When I signed up for this 4 hour class, the description said that I will know how to can a pickle, a tomato and a fruit.  I was a little skeptical because I took 4 other canning classes, and I did not learn how to can.  So, coming face to face with Lyn, I looked her up and down, and said, "I want to know how to put tomatoes in a jar, and can the tomatoes to put on the shelf.   I have taken 4 canning classes before, and left knowing nothing more than I just lost some cash out of my pocket to pay for those classes."  Lyn, who is delightful, has heard this before, she promised to teach me how to shove tomatoes in a jar, and indeed I learned how to CAN TOMATOES to keep them safely on my shelf!  Thanks Lyn!  Just learning this one thing make the class worth it for me!  We also learned how to make and can pickles and apple butter.  I now believe I can CAN apples, pears, and pickles too!

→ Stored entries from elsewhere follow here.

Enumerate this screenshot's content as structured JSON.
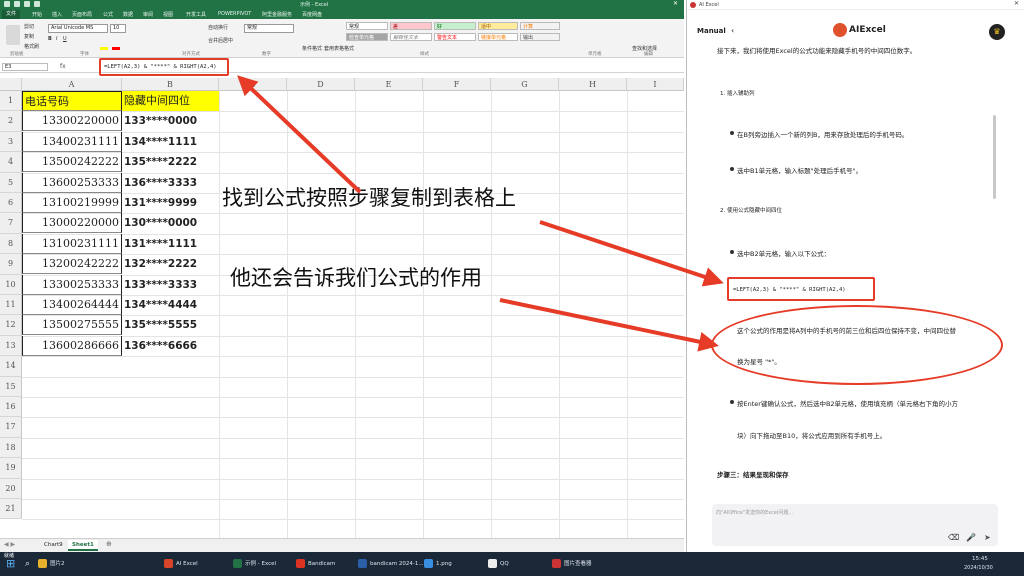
{
  "excel": {
    "window_title": "示例 - Excel",
    "tabs": [
      "文件",
      "开始",
      "插入",
      "页面布局",
      "公式",
      "数据",
      "审阅",
      "视图",
      "开发工具",
      "POWERPIVOT",
      "阿里金融服务",
      "百度网盘"
    ],
    "ribbon": {
      "cut": "剪切",
      "copy": "复制",
      "format_painter": "格式刷",
      "font": "Arial Unicode MS",
      "font_size": "10",
      "wrap": "自动换行",
      "merge": "合并后居中",
      "number_format": "常规",
      "cond_format": "条件格式",
      "table_format": "套用表格格式",
      "styles": [
        "常规",
        "差",
        "好",
        "适中",
        "计算",
        "检查单元格",
        "解释性文本",
        "警告文本",
        "链接单元格",
        "输出"
      ],
      "find_select": "查找和选择",
      "groups": [
        "剪贴板",
        "字体",
        "对齐方式",
        "数字",
        "样式",
        "单元格",
        "编辑"
      ]
    },
    "name_box": "E3",
    "formula_label": "fx",
    "formula": "=LEFT(A2,3) & \"****\" & RIGHT(A2,4)",
    "columns": [
      "A",
      "B",
      "C",
      "D",
      "E",
      "F",
      "G",
      "H",
      "I"
    ],
    "rows": [
      "1",
      "2",
      "3",
      "4",
      "5",
      "6",
      "7",
      "8",
      "9",
      "10",
      "11",
      "12",
      "13",
      "14",
      "15",
      "16",
      "17",
      "18",
      "19",
      "20",
      "21"
    ],
    "header_a": "电话号码",
    "header_b": "隐藏中间四位",
    "data": [
      [
        "13300220000",
        "133****0000"
      ],
      [
        "13400231111",
        "134****1111"
      ],
      [
        "13500242222",
        "135****2222"
      ],
      [
        "13600253333",
        "136****3333"
      ],
      [
        "13100219999",
        "131****9999"
      ],
      [
        "13000220000",
        "130****0000"
      ],
      [
        "13100231111",
        "131****1111"
      ],
      [
        "13200242222",
        "132****2222"
      ],
      [
        "13300253333",
        "133****3333"
      ],
      [
        "13400264444",
        "134****4444"
      ],
      [
        "13500275555",
        "135****5555"
      ],
      [
        "13600286666",
        "136****6666"
      ]
    ],
    "sheets": [
      "Chart9",
      "Sheet1"
    ],
    "status": "就绪",
    "annotation1": "找到公式按照步骤复制到表格上",
    "annotation2": "他还会告诉我们公式的作用"
  },
  "panel": {
    "title": "AI Excel",
    "mode": "Manual",
    "logo": "AIExcel",
    "intro": "接下来，我们将使用Excel的公式功能来隐藏手机号的中间四位数字。",
    "step1": "1. 插入辅助列",
    "b1": "在B列旁边插入一个新的列B，用来存放处理后的手机号码。",
    "b2": "选中B1单元格，输入标题\"处理后手机号\"。",
    "step2": "2. 使用公式隐藏中间四位",
    "b3": "选中B2单元格，输入以下公式：",
    "formula": "=LEFT(A2,3) & \"****\" & RIGHT(A2,4)",
    "explain1": "这个公式的作用是将A列中的手机号的前三位和后四位保持不变，中间四位替",
    "explain2": "换为星号 \"*\"。",
    "b4a": "按Enter键确认公式，然后选中B2单元格，使用填充柄（单元格右下角的小方",
    "b4b": "块）向下拖动至B10，将公式应用到所有手机号上。",
    "step3": "步骤三：结果呈现和保存",
    "placeholder": "向\"AIOffice\"发送你的Excel问题..."
  },
  "taskbar": {
    "items": [
      "图片2",
      "AI Excel",
      "示例 - Excel",
      "Bandicam",
      "bandicam 2024-1...",
      "1.png",
      "QQ",
      "图片查看器"
    ],
    "time": "15:45",
    "date": "2024/10/30"
  },
  "colors": {
    "excel_green": "#217346",
    "highlight": "#ffff00",
    "annotation_red": "#e53b27"
  }
}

 I have been wanting to can for a good while, ever since we moved into our little house.  We have 3 rooms, no pantry closet, and a small 1980s style fridge/freezer.  We have no where to keep sundries, cans, or frozen foods.  If I could can, I could put cans under the bed, under couch and under the sideboard.  I started out on this odyssey trying to learn how to can safely, and learn the steps to do it.  I am an engineer,  and I like a good set of instructions that will get me from point A to point B.  All the other canning classes were led by artist types, who are more about "exceptions" and and no concrete rules to getting something done. 

This class, Lyn presented a concise way to canning, a specific method to can, and I can follow these instructions easily.  This class is how I learn best.  Lyn give me a set of instructions, and let me give it a try with my own 2 hands.  This class is the best canning class ever!  I like the instructions for canning the tomatoes because I know it will keep me safe, there is science behind the the method so botulism will not grow in the can, and I am confident I can replicate the method.

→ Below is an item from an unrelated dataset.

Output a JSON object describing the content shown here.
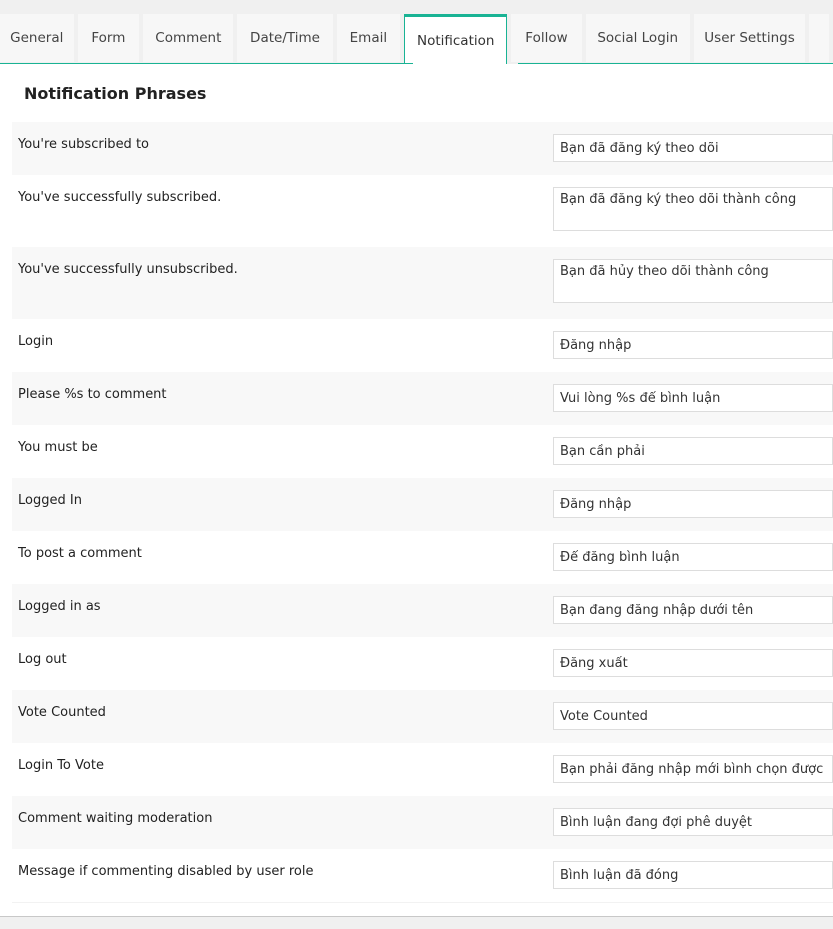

 Here is how to can tomatoes:
1.  blanch to peel tomatoes
2.  dip clean pint jars into boiling water
3.  chunk tomatoes and shove them into pint jars
4.  add 2 tablespoons jarred lemon juice from the grocery store
5.  add boiling water to top the tomatoes leaving 1 inch head space at the top
6.  stick a knife down into the edge of tomatoes and wiggle out air bubbles
7.  put a new lid on the jar, and finger tight the threading ring
8.  water bath in boiling water for 40 minutes
9.  leave the jar on the counter for a day to see how it does.  if the lid is not on tight, toss it.

That is it.  I can do this.

Helpful Hints: 
1.  The lemon juice in the jar from the grocery store is pH acidic to meet a certain level which guarantees to fend off botulism.  Lemons may not have the same acidic pH level, so it may  not add the right amount of acidity to fend off botulism.
2.  Our canning ancestors may not have used acid in preserving tomatoes before, but tomatoes were different back in the day, when tomatoes had a high level of acid.  Now, with selective farming, hybridizing and GMO, acid levels in tomatoes may vary and have less acid.  Having less acid in some modern tomatoes will not guard against botulism in canning, so adding lemon juice give the insurance policy to canning tomatoes.
3.   After the 1st 24 hours on the counter after the water bath, take the threaded ring off the jar to store.  If things go awry in the jar, you will know it by the lid coming loose.  It is harder to tell when the threaded ring is on the jar.